Fünf Fälle, die ins Ohr gehen

Trommelfellperforation
Ein 14 Monate alter Junge fasst sich dauernd ans linken Ohr, ist ungewohnt reizbar und verweigert die Nahrung. Vermutlich hat er Ohrenschmerzen. Wichtige Hinweise zur Ursache liefert oft der Verlauf: Akute Beschwerden sind meist infektiös bedingt, rezidivierende Otalgien eventuell ebenso. Anhaltende Symptome sprechen für eine chronische Infektion oder eine nicht aurikuläre Erkrankung, schreiben Edwin Halliday und Kollegen vom Birmingham Children’s Hospital. Im nächsten Schritt sind potenzielle Begleitsymptome wie Ohrenlaufen, Hörminderung, Schwindel und Fazialisschwäche zu eruieren, ebenso begünstigende Faktoren wie Schwimmen, Flugreise und Trauma.
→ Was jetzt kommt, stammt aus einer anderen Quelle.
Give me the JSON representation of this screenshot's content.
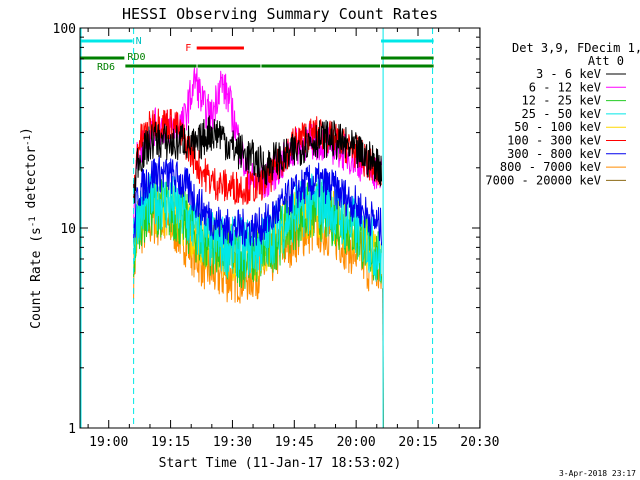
{
  "chart_data": {
    "type": "line",
    "title": "HESSI Observing Summary Count Rates",
    "xlabel": "Start Time (11-Jan-17 18:53:02)",
    "ylabel": "Count Rate (s⁻¹ detector⁻¹)",
    "y_scale": "log",
    "ylim": [
      1,
      100
    ],
    "xlim_minutes": [
      0,
      97
    ],
    "x_tick_labels": [
      "19:00",
      "19:15",
      "19:30",
      "19:45",
      "20:00",
      "20:15",
      "20:30"
    ],
    "y_tick_labels": [
      "1",
      "10",
      "100"
    ],
    "legend": {
      "header": [
        "Det 3,9, FDecim 1,",
        "Att 0"
      ],
      "placement": "right"
    },
    "series": [
      {
        "name": "3 - 6 keV",
        "color": "#000000",
        "noise": 0.1,
        "values": [
          [
            13,
            14
          ],
          [
            14,
            22
          ],
          [
            18,
            28
          ],
          [
            23,
            26
          ],
          [
            25,
            28
          ],
          [
            28,
            25
          ],
          [
            31,
            30
          ],
          [
            34,
            30
          ],
          [
            36,
            26
          ],
          [
            39,
            24
          ],
          [
            42,
            22
          ],
          [
            45,
            20
          ],
          [
            47,
            22
          ],
          [
            49,
            22
          ],
          [
            52,
            24
          ],
          [
            55,
            27
          ],
          [
            58,
            28
          ],
          [
            61,
            28
          ],
          [
            64,
            26
          ],
          [
            67,
            24
          ],
          [
            70,
            22
          ],
          [
            72,
            21
          ],
          [
            73,
            20
          ],
          [
            73.2,
            19.5
          ]
        ]
      },
      {
        "name": "6 - 12 keV",
        "color": "#ff00ff",
        "noise": 0.1,
        "values": [
          [
            13,
            13
          ],
          [
            14,
            24
          ],
          [
            18,
            32
          ],
          [
            23,
            32
          ],
          [
            25,
            33
          ],
          [
            28,
            56
          ],
          [
            30,
            40
          ],
          [
            32,
            36
          ],
          [
            34,
            54
          ],
          [
            36,
            45
          ],
          [
            38,
            30
          ],
          [
            40,
            20
          ],
          [
            42,
            17
          ],
          [
            45,
            17
          ],
          [
            47,
            19
          ],
          [
            49,
            21
          ],
          [
            52,
            25
          ],
          [
            55,
            27
          ],
          [
            58,
            27
          ],
          [
            61,
            26
          ],
          [
            64,
            24
          ],
          [
            67,
            22
          ],
          [
            70,
            20
          ],
          [
            72,
            19
          ],
          [
            73.2,
            18.5
          ]
        ]
      },
      {
        "name": "12 - 25 keV",
        "color": "#22cc22",
        "noise": 0.16,
        "values": [
          [
            13,
            7
          ],
          [
            14,
            11
          ],
          [
            18,
            13
          ],
          [
            23,
            12
          ],
          [
            26,
            10.5
          ],
          [
            30,
            8.5
          ],
          [
            33,
            8
          ],
          [
            36,
            7.5
          ],
          [
            40,
            7
          ],
          [
            43,
            7.2
          ],
          [
            46,
            8
          ],
          [
            49,
            9.5
          ],
          [
            52,
            11
          ],
          [
            55,
            12
          ],
          [
            58,
            12.2
          ],
          [
            61,
            11.5
          ],
          [
            64,
            10.5
          ],
          [
            67,
            9.5
          ],
          [
            70,
            8
          ],
          [
            72,
            7
          ],
          [
            73.2,
            6.8
          ]
        ]
      },
      {
        "name": "25 - 50 keV",
        "color": "#00e8e8",
        "noise": 0.16,
        "values": [
          [
            13,
            7.5
          ],
          [
            14,
            12
          ],
          [
            18,
            14
          ],
          [
            23,
            13
          ],
          [
            26,
            11
          ],
          [
            30,
            9
          ],
          [
            33,
            8.5
          ],
          [
            36,
            8
          ],
          [
            40,
            8
          ],
          [
            43,
            8
          ],
          [
            46,
            9
          ],
          [
            49,
            10.5
          ],
          [
            52,
            12
          ],
          [
            55,
            13
          ],
          [
            58,
            13.5
          ],
          [
            61,
            12.5
          ],
          [
            64,
            11
          ],
          [
            67,
            10
          ],
          [
            70,
            8.5
          ],
          [
            72,
            7.5
          ],
          [
            73.2,
            7
          ]
        ]
      },
      {
        "name": "50 - 100 keV",
        "color": "#ffd700",
        "noise": 0.14,
        "values": [
          [
            13,
            7
          ],
          [
            14,
            11
          ],
          [
            18,
            12.5
          ],
          [
            23,
            12
          ],
          [
            26,
            10
          ],
          [
            30,
            8.5
          ],
          [
            33,
            8
          ],
          [
            36,
            7.5
          ],
          [
            40,
            7.2
          ],
          [
            43,
            7.5
          ],
          [
            46,
            8.5
          ],
          [
            49,
            10
          ],
          [
            52,
            11.5
          ],
          [
            55,
            12
          ],
          [
            58,
            12
          ],
          [
            61,
            11.5
          ],
          [
            64,
            10.5
          ],
          [
            67,
            9.5
          ],
          [
            70,
            8
          ],
          [
            72,
            7
          ],
          [
            73.2,
            6.5
          ]
        ]
      },
      {
        "name": "100 - 300 keV",
        "color": "#ff0000",
        "noise": 0.09,
        "values": [
          [
            13,
            14
          ],
          [
            14,
            26
          ],
          [
            18,
            34
          ],
          [
            23,
            33
          ],
          [
            26,
            26
          ],
          [
            29,
            20
          ],
          [
            32,
            17
          ],
          [
            36,
            16
          ],
          [
            40,
            16
          ],
          [
            43,
            16
          ],
          [
            46,
            18
          ],
          [
            49,
            22
          ],
          [
            52,
            27
          ],
          [
            55,
            29
          ],
          [
            58,
            30
          ],
          [
            61,
            28
          ],
          [
            64,
            26
          ],
          [
            67,
            24
          ],
          [
            70,
            21
          ],
          [
            72,
            19
          ],
          [
            73.2,
            18
          ]
        ]
      },
      {
        "name": "300 - 800 keV",
        "color": "#0000ee",
        "noise": 0.1,
        "values": [
          [
            13,
            9
          ],
          [
            14,
            15
          ],
          [
            18,
            19
          ],
          [
            23,
            18
          ],
          [
            26,
            16
          ],
          [
            29,
            13
          ],
          [
            32,
            11
          ],
          [
            36,
            10
          ],
          [
            40,
            10
          ],
          [
            43,
            10
          ],
          [
            46,
            11
          ],
          [
            49,
            13
          ],
          [
            52,
            15
          ],
          [
            55,
            16.5
          ],
          [
            58,
            17
          ],
          [
            61,
            16
          ],
          [
            64,
            14.5
          ],
          [
            67,
            13
          ],
          [
            70,
            11.5
          ],
          [
            72,
            10.5
          ],
          [
            73.2,
            10
          ]
        ]
      },
      {
        "name": "800 - 7000 keV",
        "color": "#ff8c00",
        "noise": 0.14,
        "values": [
          [
            13,
            6
          ],
          [
            14,
            9.5
          ],
          [
            18,
            11
          ],
          [
            23,
            10
          ],
          [
            26,
            8.5
          ],
          [
            29,
            7
          ],
          [
            32,
            6
          ],
          [
            36,
            5.7
          ],
          [
            40,
            5.7
          ],
          [
            43,
            6
          ],
          [
            46,
            6.8
          ],
          [
            49,
            8
          ],
          [
            52,
            9
          ],
          [
            55,
            9.8
          ],
          [
            58,
            10
          ],
          [
            61,
            9.5
          ],
          [
            64,
            8.5
          ],
          [
            67,
            7.5
          ],
          [
            70,
            6.5
          ],
          [
            72,
            6
          ],
          [
            73.2,
            5.5
          ]
        ]
      },
      {
        "name": "7000 - 20000 keV",
        "color": "#8b6914",
        "noise": 0.02,
        "values": [
          [
            73.4,
            5
          ],
          [
            73.6,
            1
          ]
        ]
      }
    ],
    "status_bars": [
      {
        "name": "N",
        "color": "#00e8e8",
        "label_color": "#00c0c0",
        "segments": [
          [
            0,
            13
          ],
          [
            73,
            86
          ]
        ]
      },
      {
        "name": "F",
        "color": "#ff0000",
        "label_color": "#ff0000",
        "segments": [
          [
            28.3,
            40
          ]
        ]
      },
      {
        "name": "RD0",
        "color": "#008000",
        "label_color": "#008000",
        "segments": [
          [
            0,
            11
          ],
          [
            73,
            86
          ]
        ]
      },
      {
        "name": "RD6",
        "color": "#008000",
        "label_color": "#008000",
        "segments": [
          [
            11,
            28.5
          ],
          [
            28.5,
            44
          ],
          [
            44,
            73
          ],
          [
            73,
            86
          ]
        ]
      }
    ],
    "vertical_markers": {
      "solid": [
        73.5
      ],
      "dashed": [
        13,
        85.5
      ],
      "color": "#00e8e8"
    },
    "grid": false
  },
  "footer": {
    "timestamp": "3-Apr-2018 23:17"
  }
}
Bei dem kleinen Buben begannen die Beschwerden 48 Stunden vorher mit einem oberen Atemwegsinfekt. Das spricht stark für eine akute Otitis media, die sich otoskopisch bestätigen lässt: Das gerötete Trommelfell wölbt sich vor. Die Mittelohrentzündung verläuft normalerweise selbstlimitierend, deshalb genügt in den meisten Fällen eine symptomatische Therapie. Antibiotika wie Amoxicillin oder Clarithromycin bleiben reserviert für Patienten mit systemischen Begleitsymptomen, erhöhtem Komplikationsrisiko und unter Zweijährige.
Vier Tage später bringen die Eltern ihren kleinen Sohn erneut in die Klinik, diesmal wegen einer anhaltenden Sekretion aus dem linken Ohr, ausgelöst durch eine Perforation des Trommelfells. Diese häufigste Komplikation der akuten Otitis media führt meist zu einer raschen Symptomlinderung. Bei anhaltender Sekretion empfehlen die Autoren antibiotikahaltige Ohrentropfen (z.B. Ciprofloxacin). Die meisten tympanalen Defekte verheilen – wie auch bei dem kleinen Jungen – innerhalb von drei Monaten.
Otitis externa
Ein 13-jähriger Junge leidet an einer heftigen linksseitigen Otalgie mit Ohrenlaufen, Juckreiz, Hypakusis und einem Blockadegefühl im Gehörgang. Er kam erst kürzlich von einem Badeurlaub zurück. Bei der Inspektion fällt eine schmerzhafte Ohrmuschel mit Hautveränderungen vor dem Meatus externus auf. Otitis externa lautet die Diagnose.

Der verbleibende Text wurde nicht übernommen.